Quinta do pitaco: As viagens na maionese – parte 1

Há alguns anos, eu enunciei um teorema, que diz que o ser humano tem a incrível capacidade de ter ideias para os outros fazerem. Este é um fato, ainda mais visto em comunidades retro. Antigamente a conversa era nas listas de discussão (está aí o histórico da MSXBR-L que não me deixa mentir), hoje passou para os grupos de WhatsApp e comunidades do Facebook. A ideia desse texto é falar sobre exemplos, histórias, inviabilidade, e propor alguns caminhos.

Prepare-se: Ficou grande, pesado e azedo.

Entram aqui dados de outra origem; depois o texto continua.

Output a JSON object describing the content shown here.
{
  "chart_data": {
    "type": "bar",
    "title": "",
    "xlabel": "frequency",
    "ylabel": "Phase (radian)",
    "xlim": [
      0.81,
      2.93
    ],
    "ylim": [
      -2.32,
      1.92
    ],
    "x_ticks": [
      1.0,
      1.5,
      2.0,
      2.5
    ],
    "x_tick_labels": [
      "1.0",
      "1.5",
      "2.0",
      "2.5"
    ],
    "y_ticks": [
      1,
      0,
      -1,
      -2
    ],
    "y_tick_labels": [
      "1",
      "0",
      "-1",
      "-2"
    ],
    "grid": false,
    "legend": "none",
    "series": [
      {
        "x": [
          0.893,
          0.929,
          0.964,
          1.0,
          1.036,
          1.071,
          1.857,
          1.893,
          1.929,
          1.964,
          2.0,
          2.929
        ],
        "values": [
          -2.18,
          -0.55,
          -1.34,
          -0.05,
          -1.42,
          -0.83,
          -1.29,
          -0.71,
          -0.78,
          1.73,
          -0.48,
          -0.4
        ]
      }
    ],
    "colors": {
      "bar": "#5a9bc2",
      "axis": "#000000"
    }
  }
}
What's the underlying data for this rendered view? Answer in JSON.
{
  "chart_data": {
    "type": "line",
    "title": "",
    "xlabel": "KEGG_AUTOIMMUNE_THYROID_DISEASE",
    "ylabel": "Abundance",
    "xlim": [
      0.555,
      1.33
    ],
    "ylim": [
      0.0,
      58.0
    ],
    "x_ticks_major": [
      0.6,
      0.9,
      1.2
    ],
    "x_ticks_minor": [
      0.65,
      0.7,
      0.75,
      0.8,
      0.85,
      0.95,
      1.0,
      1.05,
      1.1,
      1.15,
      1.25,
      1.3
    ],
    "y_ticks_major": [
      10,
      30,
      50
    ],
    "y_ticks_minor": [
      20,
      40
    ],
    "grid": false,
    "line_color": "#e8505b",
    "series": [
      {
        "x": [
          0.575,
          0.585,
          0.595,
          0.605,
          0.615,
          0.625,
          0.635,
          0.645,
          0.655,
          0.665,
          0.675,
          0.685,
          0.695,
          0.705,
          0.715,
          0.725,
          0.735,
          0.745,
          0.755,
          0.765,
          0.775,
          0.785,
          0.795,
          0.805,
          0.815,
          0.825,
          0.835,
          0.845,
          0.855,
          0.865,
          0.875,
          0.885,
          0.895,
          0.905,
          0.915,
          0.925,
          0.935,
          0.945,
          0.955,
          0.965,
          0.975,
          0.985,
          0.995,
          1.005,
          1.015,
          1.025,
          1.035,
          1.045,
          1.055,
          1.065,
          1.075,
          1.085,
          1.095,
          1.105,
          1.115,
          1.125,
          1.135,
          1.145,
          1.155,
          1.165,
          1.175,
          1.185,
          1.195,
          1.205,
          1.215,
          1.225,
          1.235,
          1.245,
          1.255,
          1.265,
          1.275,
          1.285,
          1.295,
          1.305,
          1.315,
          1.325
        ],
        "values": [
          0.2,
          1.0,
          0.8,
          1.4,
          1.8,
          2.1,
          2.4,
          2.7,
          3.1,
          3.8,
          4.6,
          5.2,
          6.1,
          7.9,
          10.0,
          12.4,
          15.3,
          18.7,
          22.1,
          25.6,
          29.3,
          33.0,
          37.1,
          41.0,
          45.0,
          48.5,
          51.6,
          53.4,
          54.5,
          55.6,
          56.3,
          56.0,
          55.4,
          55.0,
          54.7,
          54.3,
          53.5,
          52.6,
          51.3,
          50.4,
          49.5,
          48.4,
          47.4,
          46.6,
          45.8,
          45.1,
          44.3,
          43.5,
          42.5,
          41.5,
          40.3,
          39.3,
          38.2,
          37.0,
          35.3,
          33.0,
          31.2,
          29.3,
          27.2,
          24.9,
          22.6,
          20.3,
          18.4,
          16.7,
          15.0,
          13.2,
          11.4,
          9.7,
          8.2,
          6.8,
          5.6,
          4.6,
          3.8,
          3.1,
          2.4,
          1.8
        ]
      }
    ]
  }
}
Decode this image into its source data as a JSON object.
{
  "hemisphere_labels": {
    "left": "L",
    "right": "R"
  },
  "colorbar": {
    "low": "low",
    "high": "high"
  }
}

Antes de tudo, pode ser que eu acabe citando algumas passagens que você, leitor, tenha algum envolvimento. Pode ser que eu esteja te citando como o autor desvairado daquela ideia de jerico. Bem… Primeiro fique tranquilo, que eu não citarei seu nome. Em segundo, foi mal aê, quem mandou panfletar ideia doida?

Mas as pessoas continuam tendo ideias mirabolantes, malucas, inviáveis na sua maioria… Mas não dão um centavo ou uma gota de suor para que aquela ideia seja executada. Pior, muitos defendem sua ideia com unhas e dentes… Mesmo sem pensar se ela é realmente viável ou não. Egoísmo aí fala alto.

O texto ficou tão grande que eu decidi dividir em mais de uma parte. Mas agora, deixa eu mostrar alguns exemplos…

A Tecnobytes

Acho que todo mundo aqui conhece a Tecnobytes. Além de produzirem hardware de qualidade, eles são nossos amigos pessoais, e no meu caso, um dos integrantes da Tecnobytes é quase meu vizinho. Além da fraternidade MSXzeira, somos bons amigos. Claro que temos sempre que manter separada a amizade da nossa função enquanto imprensa (e gostem ou não, somos um órgão de imprensa), então vez por outra eu já falei pela Tecnobytes no fórum da MSX.org, mas aí eu falei como eu mesmo, não como parte da equipe que vocês conhecem.

Mas algumas informações eu acabo sabendo a respeito deles. Algumas vem mesmo antes de irem a público. Outras eu participei ao preparar o material de divulgação, já que me deram exclusiva. Teve outras ideias que eu opinei a respeito.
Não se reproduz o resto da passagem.